メール返信 — 受信メールを貼り付けて指示
返信メールの作成は、さらに効率的です。相手のメールをそのままAIに貼り付けて、返信の方針を伝えるだけです。
実践手順
- 受信メールの本文をコピーしてAIに貼り付ける
- 「以下のメールに対して、〇〇の方針で返信を書いて」と指示する
- 生成された返信を確認し、必要に応じて修正して送信
返信パターン別のプロンプト例
- 承諾: 「前向きに受け入れる返信を書いて。次のステップも提案して」
- 丁重な断り: 「丁寧にお断りする返信を書いて。今後の関係維持も意識して」
- 条件付き承諾: 「基本的に了承するが、納期を1週間延ばしたい旨を伝える返信を書いて」
- 情報の追加依頼: 「判断に必要な情報が不足しているので、〇〇と△△を教えてほしいと丁寧に聞く返信を書いて」
メール要約 — 長文メールを瞬時に把握
長いメールや、大量のCCメールを読むのに時間がかかっている場合、AIに要約させると効率的です。
使い方
長文メールをAIに貼り付けて「このメールの要点を3行で要約して」と指示するだけです。
活用パターン
- 要点の把握: 「このメールで相手が求めていることを箇条書きで教えて」
- アクションの抽出: 「このメールで私がやるべきことをリストアップして」
- スレッド全体の整理: 複数のメールを貼り付けて「この一連のやりとりの経緯を時系列で整理して」
メールAI活用のコツと注意点
コツ
- 自分の文体に近づける: 「です・ます調で」「少しカジュアルに」など、普段の文体を指示する
- 定型パターンを保存しておく: よく使うプロンプト(お礼メール、断りメールなど)はメモしておくと毎回書かずに済む
- 署名は自分で追加: AIが生成するメールに署名は含めず、自分のメールクライアントの署名機能を使う
注意点
- 機密情報の取り扱い: 社外秘の情報を含むメールをクラウドAIに貼り付ける場合、社内のAI利用ガイドラインを確認してください
- 最終確認は必ず人間が行う: AIが生成したメールは必ず送信前に読み返してください。
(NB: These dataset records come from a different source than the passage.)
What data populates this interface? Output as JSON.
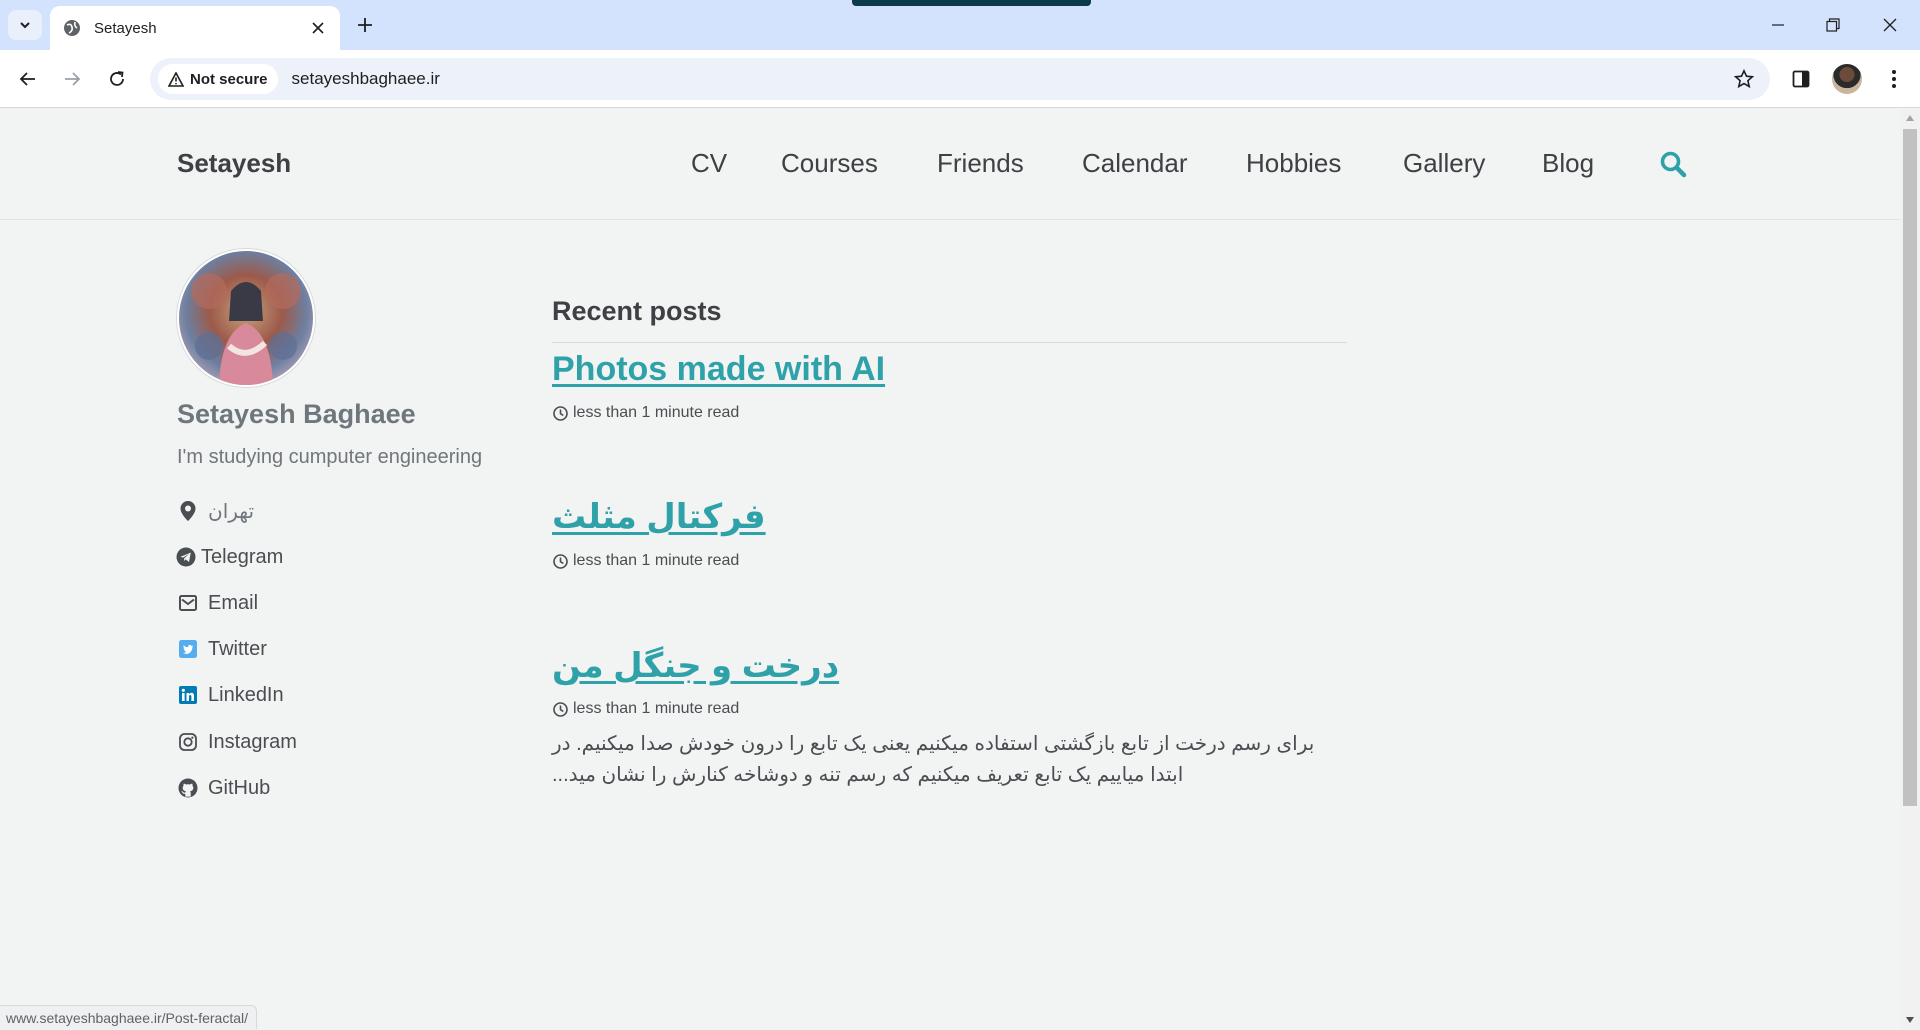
{
  "browser": {
    "tab": {
      "title": "Setayesh"
    },
    "security_label": "Not secure",
    "url": "setayeshbaghaee.ir",
    "status_url": "www.setayeshbaghaee.ir/Post-feractal/"
  },
  "masthead": {
    "site_title": "Setayesh",
    "nav": [
      "CV",
      "Courses",
      "Friends",
      "Calendar",
      "Hobbies",
      "Gallery",
      "Blog"
    ]
  },
  "author": {
    "name": "Setayesh Baghaee",
    "bio": "I'm studying cumputer engineering",
    "links": [
      {
        "label": "تهران",
        "icon": "map-marker-icon"
      },
      {
        "label": "Telegram",
        "icon": "telegram-icon"
      },
      {
        "label": "Email",
        "icon": "envelope-icon"
      },
      {
        "label": "Twitter",
        "icon": "twitter-icon"
      },
      {
        "label": "LinkedIn",
        "icon": "linkedin-icon"
      },
      {
        "label": "Instagram",
        "icon": "instagram-icon"
      },
      {
        "label": "GitHub",
        "icon": "github-icon"
      }
    ]
  },
  "main": {
    "heading": "Recent posts",
    "posts": [
      {
        "title": "Photos made with AI",
        "meta": "less than 1 minute read"
      },
      {
        "title": "فرکتال مثلث",
        "meta": "less than 1 minute read"
      },
      {
        "title": "درخت و جنگل من",
        "meta": "less than 1 minute read",
        "excerpt": "برای رسم درخت از تابع بازگشتی استفاده میکنیم یعنی یک تابع را درون خودش صدا میکنیم. در ابتدا میاییم یک تابع تعریف میکنیم که رسم تنه و دوشاخه کنارش را نشان مید..."
      }
    ]
  },
  "colors": {
    "accent": "#2ea2a8",
    "text": "#3d4144",
    "muted": "#6f777d",
    "background": "#f2f3f3"
  }
}
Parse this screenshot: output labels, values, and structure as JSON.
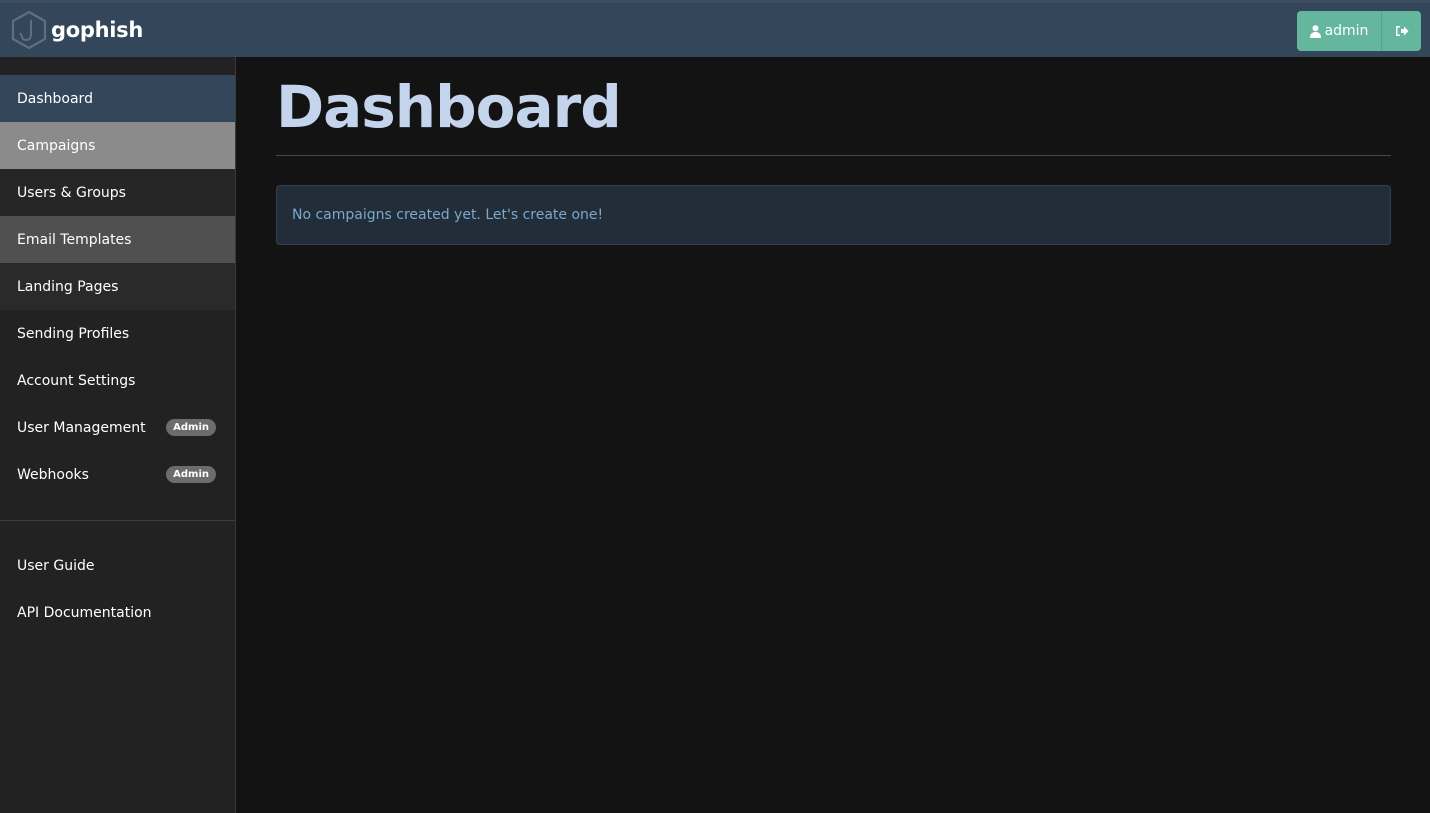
{
  "app": {
    "name": "gophish",
    "logo_icon": "hexagon-hook-icon"
  },
  "header": {
    "user_label": "admin",
    "user_icon": "user-icon",
    "logout_icon": "sign-out-icon"
  },
  "sidebar": {
    "items": [
      {
        "label": "Dashboard",
        "state": "active"
      },
      {
        "label": "Campaigns",
        "state": "hover"
      },
      {
        "label": "Users & Groups"
      },
      {
        "label": "Email Templates"
      },
      {
        "label": "Landing Pages"
      },
      {
        "label": "Sending Profiles"
      },
      {
        "label": "Account Settings"
      },
      {
        "label": "User Management",
        "badge": "Admin"
      },
      {
        "label": "Webhooks",
        "badge": "Admin"
      }
    ],
    "bottom_items": [
      {
        "label": "User Guide"
      },
      {
        "label": "API Documentation"
      }
    ]
  },
  "main": {
    "title": "Dashboard",
    "alert_text": "No campaigns created yet. Let's create one!"
  },
  "colors": {
    "navbar": "#34465a",
    "accent_button": "#64b79d",
    "title": "#c5d4ed",
    "alert_text": "#7ea7c8",
    "sidebar_bg": "#222222",
    "page_bg": "#131313"
  }
}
宛先の名前、金額、日付などの間違いは、AIが起こしやすいミスです
- 感情が伴うメールは慎重に: クレーム対応や謝罪メールなど、感情面の配慮が重要なメールは、AIの下書きをベースに自分の言葉で調整しましょう
まとめ
AIでのメール効率化は、今日から追加費用ゼロで始められます。まずは「返信メールの下書き」からスタートしてみてください。相手のメールを貼り付けて方針を伝えるだけで、数十秒で返信案が手に入ります。下書きの質が安定してきたら、作成や要約にも活用範囲を広げていきましょう。